Australia joins NATO's Cooperative Cyber Defence Centre of Excellence
FYI, this story is more than a year old
Tallinn, Estonia is now the home of Australia’s first pop-up embassy – an embassy that will support Australia’s aim to become a participating member of the North Atlantic Treaty Organisation (NATO) Coooperative Cyber Defence Centre of Excellence (CCDCOE).
The CCDCOE, which is also based in Talinn, is a multinational and interdisciplinary hub of cyber defence expertise, says Minister for foreign Affairs, Julie Bishop.
A member of the Australian Defence Force will be seconded to the CCDCOE for a three month period each year.
This year’s focus will be Locked Shields, which Bishop described as the world’s largest cyber defence exercise.
The exercise has been held annually since 2010. It is based on real-time network defence based on a specific scenario.

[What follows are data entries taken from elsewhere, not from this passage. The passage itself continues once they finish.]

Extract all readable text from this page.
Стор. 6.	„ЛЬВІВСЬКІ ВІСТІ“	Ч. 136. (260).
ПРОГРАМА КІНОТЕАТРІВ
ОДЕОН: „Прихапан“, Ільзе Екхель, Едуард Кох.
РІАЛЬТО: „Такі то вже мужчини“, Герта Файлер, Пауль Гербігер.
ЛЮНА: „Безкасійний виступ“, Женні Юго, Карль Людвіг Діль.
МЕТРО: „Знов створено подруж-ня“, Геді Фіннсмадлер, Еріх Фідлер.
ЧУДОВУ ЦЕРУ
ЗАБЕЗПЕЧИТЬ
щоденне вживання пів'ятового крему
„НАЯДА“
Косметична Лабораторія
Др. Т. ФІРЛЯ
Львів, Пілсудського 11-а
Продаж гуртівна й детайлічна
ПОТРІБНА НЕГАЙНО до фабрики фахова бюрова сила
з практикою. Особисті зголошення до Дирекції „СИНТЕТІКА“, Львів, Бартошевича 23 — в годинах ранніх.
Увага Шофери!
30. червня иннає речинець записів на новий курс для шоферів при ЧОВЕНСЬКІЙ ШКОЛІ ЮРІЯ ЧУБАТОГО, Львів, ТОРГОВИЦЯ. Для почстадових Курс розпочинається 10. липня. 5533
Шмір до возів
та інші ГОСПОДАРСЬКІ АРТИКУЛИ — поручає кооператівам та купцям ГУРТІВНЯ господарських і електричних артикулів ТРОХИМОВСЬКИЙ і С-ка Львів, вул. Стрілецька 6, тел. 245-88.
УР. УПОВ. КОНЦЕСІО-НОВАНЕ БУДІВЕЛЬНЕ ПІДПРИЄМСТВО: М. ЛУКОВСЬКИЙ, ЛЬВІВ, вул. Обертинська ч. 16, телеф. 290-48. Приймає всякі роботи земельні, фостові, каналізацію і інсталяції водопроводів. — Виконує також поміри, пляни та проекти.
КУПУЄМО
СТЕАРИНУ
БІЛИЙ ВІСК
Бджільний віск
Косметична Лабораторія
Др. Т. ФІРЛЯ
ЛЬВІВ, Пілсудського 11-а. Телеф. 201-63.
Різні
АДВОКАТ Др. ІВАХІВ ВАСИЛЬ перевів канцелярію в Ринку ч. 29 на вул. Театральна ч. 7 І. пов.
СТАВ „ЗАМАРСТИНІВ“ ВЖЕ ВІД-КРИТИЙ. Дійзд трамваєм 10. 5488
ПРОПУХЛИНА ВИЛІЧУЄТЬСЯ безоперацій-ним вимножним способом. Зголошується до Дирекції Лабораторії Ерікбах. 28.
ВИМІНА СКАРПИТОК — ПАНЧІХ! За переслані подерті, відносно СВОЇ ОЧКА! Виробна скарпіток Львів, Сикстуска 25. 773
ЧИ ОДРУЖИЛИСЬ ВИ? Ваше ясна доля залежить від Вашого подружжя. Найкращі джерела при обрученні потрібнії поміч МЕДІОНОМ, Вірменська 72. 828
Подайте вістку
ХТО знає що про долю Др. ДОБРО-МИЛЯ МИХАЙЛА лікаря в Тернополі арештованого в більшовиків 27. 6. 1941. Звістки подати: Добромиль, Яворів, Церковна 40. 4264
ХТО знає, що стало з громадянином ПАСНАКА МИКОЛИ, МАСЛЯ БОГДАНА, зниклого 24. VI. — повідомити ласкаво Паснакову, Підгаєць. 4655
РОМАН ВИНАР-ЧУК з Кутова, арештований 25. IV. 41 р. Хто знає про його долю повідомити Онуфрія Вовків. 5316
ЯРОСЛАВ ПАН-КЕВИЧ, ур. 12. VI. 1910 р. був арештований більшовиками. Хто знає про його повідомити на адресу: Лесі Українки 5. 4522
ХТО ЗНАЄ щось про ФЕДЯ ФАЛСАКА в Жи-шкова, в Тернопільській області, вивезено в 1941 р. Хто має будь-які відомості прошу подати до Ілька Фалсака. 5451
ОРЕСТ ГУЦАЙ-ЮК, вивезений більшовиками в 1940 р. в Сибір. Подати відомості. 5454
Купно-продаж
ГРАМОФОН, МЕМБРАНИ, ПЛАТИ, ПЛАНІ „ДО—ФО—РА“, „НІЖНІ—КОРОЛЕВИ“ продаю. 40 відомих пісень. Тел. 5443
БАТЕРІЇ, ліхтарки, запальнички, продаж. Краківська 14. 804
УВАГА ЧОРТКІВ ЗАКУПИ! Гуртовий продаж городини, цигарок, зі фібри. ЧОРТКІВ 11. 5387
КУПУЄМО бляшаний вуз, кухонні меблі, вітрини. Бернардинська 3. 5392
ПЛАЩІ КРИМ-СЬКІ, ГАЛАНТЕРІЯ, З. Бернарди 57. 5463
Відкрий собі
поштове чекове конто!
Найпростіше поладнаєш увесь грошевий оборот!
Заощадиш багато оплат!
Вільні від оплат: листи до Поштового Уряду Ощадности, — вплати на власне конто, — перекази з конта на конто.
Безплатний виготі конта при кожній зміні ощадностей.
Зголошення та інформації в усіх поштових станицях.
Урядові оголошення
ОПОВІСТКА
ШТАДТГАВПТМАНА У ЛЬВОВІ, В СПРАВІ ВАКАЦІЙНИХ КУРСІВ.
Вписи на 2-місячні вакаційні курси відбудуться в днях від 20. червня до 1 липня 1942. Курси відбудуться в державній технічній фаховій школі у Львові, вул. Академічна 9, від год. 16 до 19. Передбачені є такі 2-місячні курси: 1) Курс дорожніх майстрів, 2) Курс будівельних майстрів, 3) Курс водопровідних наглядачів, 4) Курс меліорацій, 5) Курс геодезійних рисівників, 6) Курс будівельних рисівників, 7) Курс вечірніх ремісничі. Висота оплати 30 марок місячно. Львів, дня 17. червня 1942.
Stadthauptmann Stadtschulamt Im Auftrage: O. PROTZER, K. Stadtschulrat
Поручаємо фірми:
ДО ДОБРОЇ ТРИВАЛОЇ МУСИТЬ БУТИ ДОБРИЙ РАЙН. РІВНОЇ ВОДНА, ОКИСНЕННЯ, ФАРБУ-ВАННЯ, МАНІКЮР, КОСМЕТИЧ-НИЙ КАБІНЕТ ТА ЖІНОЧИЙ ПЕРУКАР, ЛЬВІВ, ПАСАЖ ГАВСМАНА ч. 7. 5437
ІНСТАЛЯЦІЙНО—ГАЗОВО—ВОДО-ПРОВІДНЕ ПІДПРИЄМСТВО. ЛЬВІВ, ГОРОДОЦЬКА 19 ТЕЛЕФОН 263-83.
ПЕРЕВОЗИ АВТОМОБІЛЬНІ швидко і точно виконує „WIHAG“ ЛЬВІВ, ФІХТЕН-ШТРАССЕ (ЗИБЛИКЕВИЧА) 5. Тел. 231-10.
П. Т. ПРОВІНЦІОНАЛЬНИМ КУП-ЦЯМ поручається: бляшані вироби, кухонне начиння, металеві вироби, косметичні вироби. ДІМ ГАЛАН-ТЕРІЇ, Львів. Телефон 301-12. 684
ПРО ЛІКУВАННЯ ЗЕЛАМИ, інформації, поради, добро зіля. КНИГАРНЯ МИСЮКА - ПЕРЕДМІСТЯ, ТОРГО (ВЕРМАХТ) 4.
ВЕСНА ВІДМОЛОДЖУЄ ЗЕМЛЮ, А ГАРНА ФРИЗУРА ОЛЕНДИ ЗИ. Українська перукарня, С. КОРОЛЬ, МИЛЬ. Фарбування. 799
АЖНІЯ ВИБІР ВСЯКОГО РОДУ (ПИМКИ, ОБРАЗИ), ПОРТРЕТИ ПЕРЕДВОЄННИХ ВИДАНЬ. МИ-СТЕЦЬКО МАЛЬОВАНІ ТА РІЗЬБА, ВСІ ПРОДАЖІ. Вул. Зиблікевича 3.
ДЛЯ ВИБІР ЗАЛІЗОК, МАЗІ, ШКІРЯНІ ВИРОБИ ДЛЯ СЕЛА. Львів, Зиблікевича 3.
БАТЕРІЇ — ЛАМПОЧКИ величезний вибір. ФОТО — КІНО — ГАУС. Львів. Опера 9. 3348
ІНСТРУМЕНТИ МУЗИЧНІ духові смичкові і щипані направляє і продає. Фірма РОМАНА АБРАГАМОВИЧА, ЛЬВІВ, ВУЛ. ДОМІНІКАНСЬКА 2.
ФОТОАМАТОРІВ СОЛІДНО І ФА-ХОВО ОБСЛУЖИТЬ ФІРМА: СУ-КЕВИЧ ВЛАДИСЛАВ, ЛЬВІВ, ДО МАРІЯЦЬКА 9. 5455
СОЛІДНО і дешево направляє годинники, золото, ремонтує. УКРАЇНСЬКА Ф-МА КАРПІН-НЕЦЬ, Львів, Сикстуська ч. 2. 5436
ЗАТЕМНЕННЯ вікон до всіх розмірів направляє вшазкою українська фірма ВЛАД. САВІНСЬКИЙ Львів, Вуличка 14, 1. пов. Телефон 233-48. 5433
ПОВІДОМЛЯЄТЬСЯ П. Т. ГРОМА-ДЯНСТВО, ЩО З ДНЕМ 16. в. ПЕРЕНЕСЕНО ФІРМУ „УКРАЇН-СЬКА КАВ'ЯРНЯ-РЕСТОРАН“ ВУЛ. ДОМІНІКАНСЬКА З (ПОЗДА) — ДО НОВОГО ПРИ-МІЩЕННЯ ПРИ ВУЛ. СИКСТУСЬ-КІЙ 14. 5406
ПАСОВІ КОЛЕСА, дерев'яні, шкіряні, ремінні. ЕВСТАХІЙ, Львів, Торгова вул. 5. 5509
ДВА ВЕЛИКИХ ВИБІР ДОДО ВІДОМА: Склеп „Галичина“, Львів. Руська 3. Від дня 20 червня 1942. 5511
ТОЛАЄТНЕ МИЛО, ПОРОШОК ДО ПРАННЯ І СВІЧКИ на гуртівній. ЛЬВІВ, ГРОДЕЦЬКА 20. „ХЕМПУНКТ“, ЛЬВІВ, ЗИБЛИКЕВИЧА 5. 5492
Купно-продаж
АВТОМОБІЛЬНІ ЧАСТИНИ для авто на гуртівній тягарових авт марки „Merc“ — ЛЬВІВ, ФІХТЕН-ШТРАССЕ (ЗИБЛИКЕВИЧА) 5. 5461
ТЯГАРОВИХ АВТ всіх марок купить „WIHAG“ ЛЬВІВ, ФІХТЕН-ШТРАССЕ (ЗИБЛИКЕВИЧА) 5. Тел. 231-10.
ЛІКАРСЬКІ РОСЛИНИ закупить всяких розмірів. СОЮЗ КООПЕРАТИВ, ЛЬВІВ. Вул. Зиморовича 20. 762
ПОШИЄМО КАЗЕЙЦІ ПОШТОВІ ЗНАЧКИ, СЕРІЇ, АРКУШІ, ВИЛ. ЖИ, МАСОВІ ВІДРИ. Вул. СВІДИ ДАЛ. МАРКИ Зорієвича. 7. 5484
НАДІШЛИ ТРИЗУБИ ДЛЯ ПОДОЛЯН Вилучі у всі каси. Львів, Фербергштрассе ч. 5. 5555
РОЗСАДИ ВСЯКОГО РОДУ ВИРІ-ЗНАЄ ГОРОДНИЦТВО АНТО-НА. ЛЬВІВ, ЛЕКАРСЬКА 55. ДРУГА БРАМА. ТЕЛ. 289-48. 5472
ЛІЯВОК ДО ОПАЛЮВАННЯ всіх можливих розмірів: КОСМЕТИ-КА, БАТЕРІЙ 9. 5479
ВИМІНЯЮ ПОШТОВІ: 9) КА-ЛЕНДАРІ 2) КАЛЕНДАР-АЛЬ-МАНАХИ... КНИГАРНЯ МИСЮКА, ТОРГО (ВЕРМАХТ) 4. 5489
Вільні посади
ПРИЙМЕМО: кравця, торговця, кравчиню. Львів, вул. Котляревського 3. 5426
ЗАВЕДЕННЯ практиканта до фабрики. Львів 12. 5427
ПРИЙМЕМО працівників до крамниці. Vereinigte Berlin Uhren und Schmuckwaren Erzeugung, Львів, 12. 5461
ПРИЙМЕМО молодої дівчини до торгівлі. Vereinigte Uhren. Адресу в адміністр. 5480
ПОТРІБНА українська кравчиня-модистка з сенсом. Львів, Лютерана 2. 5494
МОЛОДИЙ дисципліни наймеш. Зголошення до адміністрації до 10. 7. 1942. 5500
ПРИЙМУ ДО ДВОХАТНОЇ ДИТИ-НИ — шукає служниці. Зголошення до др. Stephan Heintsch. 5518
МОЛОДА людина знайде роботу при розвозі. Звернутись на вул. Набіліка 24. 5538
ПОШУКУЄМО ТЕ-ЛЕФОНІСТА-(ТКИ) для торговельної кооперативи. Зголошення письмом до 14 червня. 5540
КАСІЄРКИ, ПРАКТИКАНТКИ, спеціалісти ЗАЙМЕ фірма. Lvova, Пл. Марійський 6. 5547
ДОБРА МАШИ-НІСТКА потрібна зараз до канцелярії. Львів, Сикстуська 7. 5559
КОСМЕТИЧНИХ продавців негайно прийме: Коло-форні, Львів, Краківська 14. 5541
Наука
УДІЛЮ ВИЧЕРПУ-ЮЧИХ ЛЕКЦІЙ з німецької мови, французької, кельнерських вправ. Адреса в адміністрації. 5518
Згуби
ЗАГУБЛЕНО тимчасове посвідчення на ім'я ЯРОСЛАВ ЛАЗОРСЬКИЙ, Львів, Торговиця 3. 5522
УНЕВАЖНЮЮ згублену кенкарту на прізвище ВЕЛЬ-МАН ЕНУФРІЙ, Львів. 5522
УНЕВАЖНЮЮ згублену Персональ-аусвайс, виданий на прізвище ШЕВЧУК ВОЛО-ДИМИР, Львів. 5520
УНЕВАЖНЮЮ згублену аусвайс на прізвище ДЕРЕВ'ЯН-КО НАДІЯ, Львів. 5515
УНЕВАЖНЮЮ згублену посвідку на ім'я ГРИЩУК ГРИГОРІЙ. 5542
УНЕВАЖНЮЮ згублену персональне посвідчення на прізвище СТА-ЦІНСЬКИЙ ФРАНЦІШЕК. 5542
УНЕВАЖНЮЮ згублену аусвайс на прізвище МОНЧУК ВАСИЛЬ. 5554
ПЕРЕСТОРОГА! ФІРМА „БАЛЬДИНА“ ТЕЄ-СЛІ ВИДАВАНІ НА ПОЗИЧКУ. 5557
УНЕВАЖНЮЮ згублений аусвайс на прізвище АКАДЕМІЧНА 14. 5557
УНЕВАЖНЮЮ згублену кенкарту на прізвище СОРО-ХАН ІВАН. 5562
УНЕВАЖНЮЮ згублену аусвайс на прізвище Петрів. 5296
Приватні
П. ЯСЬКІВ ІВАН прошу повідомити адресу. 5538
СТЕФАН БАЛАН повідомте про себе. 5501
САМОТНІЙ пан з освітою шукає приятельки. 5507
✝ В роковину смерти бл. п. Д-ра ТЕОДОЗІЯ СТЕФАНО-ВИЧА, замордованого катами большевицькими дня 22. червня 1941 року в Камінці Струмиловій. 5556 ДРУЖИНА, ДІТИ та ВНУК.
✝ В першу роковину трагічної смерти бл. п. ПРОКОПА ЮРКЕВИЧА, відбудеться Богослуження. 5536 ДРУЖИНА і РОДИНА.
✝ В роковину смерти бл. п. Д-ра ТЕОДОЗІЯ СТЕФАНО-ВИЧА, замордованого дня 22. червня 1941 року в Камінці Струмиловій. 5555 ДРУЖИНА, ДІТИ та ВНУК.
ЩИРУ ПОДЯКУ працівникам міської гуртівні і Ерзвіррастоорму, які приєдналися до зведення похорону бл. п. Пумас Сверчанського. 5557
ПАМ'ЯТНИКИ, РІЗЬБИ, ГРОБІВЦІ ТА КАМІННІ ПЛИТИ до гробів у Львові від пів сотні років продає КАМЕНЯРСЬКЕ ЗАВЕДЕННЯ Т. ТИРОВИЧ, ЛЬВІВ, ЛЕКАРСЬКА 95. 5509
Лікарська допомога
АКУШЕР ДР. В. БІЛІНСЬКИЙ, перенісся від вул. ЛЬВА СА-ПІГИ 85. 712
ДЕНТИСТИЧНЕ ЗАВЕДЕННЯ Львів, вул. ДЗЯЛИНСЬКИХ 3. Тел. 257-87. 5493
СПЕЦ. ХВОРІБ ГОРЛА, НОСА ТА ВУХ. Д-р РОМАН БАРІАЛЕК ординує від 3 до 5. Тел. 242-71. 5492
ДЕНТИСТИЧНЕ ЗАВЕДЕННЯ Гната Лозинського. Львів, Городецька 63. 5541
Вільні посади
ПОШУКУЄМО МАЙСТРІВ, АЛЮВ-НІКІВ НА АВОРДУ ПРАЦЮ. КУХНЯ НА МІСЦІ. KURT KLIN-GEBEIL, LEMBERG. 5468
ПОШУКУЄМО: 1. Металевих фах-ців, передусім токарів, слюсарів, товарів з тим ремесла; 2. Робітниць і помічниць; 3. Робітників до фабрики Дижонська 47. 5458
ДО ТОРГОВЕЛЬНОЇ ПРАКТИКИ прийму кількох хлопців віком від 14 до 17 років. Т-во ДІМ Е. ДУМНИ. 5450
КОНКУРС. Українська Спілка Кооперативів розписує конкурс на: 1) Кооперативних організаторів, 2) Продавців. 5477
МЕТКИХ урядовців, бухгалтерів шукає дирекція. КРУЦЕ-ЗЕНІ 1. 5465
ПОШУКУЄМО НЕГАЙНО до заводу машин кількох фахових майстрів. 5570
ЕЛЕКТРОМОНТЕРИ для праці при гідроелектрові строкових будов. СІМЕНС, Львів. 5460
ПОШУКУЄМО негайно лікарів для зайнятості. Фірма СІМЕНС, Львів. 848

Last year Blue Teams had to maintain the services and networks of a military air base of a fictional country. The base experienced severe attacks on its electric power grid system, unmanned aerial vehicles, military command and control systems, critical information infrastructure components and other operational infrastructure.
“In the modern threat landscape incidents with specialised systems may potentially have a profound effect on a military mission or the entire society,” CCDCOE says.
In the scenario, more than 2500 possible attacks could have been be carried out against Blue Teams, and more than 3000 virtualised systems were deployed.
“Australia welcomes the opportunity to deepen engagement with the world-leading cyber defence experts at the NATO CCDCOE. Now, more than ever, we must engage with the international community to set clear expectations for responsible state behaviour in cyberspace. The international rules based order applies online, just as it does offline,” Bishop says in a statement.
She also mentions that while Australia must be vigilant about risk, digital technologies also help to enable sustainable development and inclusive economic growth.
“While we must be vigilant to risk, we should not lose sight of the fact that digital technologies are also profound enablers of sustainable development and inclusive economic growth. I launched a project, funded by Australia’s Cyber Cooperation Program, to increase digital service delivery among governments in the Indo-Pacific region. The Estonia E-Governance Academy and the Australian Strategic Policy Institute will jointly deliver the project,” Bishop says.
Bishop notes that the initiatives are a ‘practical fulfilment’ to Australia’s International Cyber Engagement Strategy. They are a commitment to promoting ‘an open, free and secure Internet which drives economic growth, enhances our national security and fosters international stability’.
Australia’s Tallinn Embassy in Estonia will be operational for 12 months.